![]() |
| sumber gambar : pinterest |
Seseorang yang setiap hari bekerja di rumah sakit, yang juga sering dikunjungi pasien sakit, selalu memberikan obat kepada pasiennya; entah itu resep obat yang diminum, dioleskan ke badan, maupun obat yang sifatnya larangan untuk makan yang sekiranya berbahaya untuk penyakit tertentu. Mereka adalah seorang dokter, bidan dan atau mantri desa.
Berbeda lagi dengan seseorang yang setiap hari selalu berada di sekolah. Mereka menyampaikan ilmu kepada peserta didiknya. Mereka mengajar, mendidik, mentransfer ilmu, serta mengarahkan yang baik terhadap para peserta didik. Mereka adalah seorang guru, yang dulu mendapatkan gelar 'pahlawan tanpa tanda jasa'.
Lantas, apakah keunggulan guru bila dibandingkan dengan dokter?
Antara dokter dan guru sebenarnya mempunyai tugas yang sama yakni melayani masyarakat. Mereka berdua berjuang, bersama-sama membantu masyarakat untuk menjadi yang lebih baik.

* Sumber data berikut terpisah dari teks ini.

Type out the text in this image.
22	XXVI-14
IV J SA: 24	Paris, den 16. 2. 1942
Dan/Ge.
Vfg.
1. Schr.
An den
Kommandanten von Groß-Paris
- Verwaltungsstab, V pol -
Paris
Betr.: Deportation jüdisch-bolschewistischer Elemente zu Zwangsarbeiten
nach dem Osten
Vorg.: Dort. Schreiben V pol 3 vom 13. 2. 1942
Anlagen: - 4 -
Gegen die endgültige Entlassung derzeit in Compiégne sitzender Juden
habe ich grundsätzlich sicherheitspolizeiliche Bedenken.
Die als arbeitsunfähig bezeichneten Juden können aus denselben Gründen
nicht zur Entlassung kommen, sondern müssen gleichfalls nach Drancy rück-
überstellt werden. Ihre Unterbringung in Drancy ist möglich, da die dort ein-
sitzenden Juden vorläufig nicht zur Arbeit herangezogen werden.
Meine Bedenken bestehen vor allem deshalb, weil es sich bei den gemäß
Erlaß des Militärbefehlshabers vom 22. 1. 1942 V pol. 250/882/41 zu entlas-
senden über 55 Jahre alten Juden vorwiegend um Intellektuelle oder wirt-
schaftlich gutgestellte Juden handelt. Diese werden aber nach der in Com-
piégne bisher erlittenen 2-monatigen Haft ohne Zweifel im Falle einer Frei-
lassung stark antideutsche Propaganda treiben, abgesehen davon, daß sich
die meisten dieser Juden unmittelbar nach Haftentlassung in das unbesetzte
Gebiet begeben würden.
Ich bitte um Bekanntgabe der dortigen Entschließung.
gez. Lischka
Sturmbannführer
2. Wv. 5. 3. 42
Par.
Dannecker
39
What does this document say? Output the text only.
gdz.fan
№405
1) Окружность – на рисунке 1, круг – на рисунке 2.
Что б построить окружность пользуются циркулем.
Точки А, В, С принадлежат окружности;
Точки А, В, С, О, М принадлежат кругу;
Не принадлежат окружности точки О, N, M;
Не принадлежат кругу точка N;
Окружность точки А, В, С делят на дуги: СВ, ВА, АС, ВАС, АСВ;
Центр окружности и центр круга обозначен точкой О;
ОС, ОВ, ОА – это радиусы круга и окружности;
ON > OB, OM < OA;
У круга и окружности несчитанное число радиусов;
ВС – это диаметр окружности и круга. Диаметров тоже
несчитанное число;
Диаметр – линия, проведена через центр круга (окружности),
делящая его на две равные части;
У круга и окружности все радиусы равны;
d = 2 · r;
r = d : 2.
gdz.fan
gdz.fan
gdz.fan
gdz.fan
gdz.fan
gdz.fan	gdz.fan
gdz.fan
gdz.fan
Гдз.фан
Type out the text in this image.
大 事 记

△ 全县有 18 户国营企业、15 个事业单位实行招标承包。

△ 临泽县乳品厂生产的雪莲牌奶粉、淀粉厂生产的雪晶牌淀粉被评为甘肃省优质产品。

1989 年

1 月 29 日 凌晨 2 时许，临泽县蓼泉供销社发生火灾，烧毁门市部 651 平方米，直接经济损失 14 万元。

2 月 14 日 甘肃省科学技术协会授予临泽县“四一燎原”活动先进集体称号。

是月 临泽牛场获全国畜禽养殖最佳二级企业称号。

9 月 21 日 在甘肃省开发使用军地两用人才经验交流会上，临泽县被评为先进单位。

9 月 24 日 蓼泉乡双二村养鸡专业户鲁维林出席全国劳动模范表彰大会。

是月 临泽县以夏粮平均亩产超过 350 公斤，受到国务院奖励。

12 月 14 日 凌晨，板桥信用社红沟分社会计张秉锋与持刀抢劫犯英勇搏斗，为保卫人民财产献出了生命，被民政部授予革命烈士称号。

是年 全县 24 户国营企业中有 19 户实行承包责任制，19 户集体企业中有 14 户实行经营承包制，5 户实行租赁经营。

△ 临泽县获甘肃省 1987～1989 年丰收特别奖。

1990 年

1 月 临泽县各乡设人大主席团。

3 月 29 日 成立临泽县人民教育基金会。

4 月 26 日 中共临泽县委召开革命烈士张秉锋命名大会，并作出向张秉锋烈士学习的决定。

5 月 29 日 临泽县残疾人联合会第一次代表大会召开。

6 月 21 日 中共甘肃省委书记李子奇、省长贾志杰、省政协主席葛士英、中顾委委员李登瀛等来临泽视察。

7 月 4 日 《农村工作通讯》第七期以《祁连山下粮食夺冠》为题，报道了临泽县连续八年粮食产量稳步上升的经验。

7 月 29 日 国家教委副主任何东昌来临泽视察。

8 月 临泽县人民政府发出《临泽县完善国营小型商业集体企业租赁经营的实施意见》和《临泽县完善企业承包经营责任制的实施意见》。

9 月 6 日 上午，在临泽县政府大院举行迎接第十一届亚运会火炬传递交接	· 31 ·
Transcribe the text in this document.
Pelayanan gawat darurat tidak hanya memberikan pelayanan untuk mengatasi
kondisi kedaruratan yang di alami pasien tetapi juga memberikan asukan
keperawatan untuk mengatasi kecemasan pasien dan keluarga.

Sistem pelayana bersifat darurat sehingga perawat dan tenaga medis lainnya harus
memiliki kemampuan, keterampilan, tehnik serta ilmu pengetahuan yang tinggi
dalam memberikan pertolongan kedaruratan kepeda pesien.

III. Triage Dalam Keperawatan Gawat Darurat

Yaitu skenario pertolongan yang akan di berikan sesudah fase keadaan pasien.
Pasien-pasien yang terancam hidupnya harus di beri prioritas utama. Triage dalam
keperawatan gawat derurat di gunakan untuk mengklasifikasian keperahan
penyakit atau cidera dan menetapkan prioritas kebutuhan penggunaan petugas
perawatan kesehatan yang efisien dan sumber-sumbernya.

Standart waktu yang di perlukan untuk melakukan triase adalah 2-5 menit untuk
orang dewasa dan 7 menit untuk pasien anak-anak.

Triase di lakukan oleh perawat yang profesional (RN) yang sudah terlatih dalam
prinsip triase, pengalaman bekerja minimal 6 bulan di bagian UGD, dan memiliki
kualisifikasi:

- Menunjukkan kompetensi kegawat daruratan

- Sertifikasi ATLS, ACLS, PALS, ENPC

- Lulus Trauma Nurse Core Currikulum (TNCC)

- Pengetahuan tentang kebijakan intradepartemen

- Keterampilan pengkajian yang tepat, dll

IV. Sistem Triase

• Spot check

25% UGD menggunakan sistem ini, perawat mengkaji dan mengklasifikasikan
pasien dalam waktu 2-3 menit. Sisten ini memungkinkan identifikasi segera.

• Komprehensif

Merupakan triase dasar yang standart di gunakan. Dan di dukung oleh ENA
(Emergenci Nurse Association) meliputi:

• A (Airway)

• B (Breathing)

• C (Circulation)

Yang satu membantu masalah kesehatan, sementara yang satunya lagi tentang pendidikan.
Akan tetapi, umpama seorang dokter salah dalam memberikan resep kepada pasien, misalnya, yang terjadi hanyalah fatal kepada pasien yang bersangkutan saja. Masyarakat luas tidak akan menerima dampaknya. Misalnya salah dalam memberikan obat suntik, umpama terkena penyakit polio maka yang terkena penyakit tersebut hanya orang itu saja. Tidak sampai merambat kepada warga masyarakat lainnya.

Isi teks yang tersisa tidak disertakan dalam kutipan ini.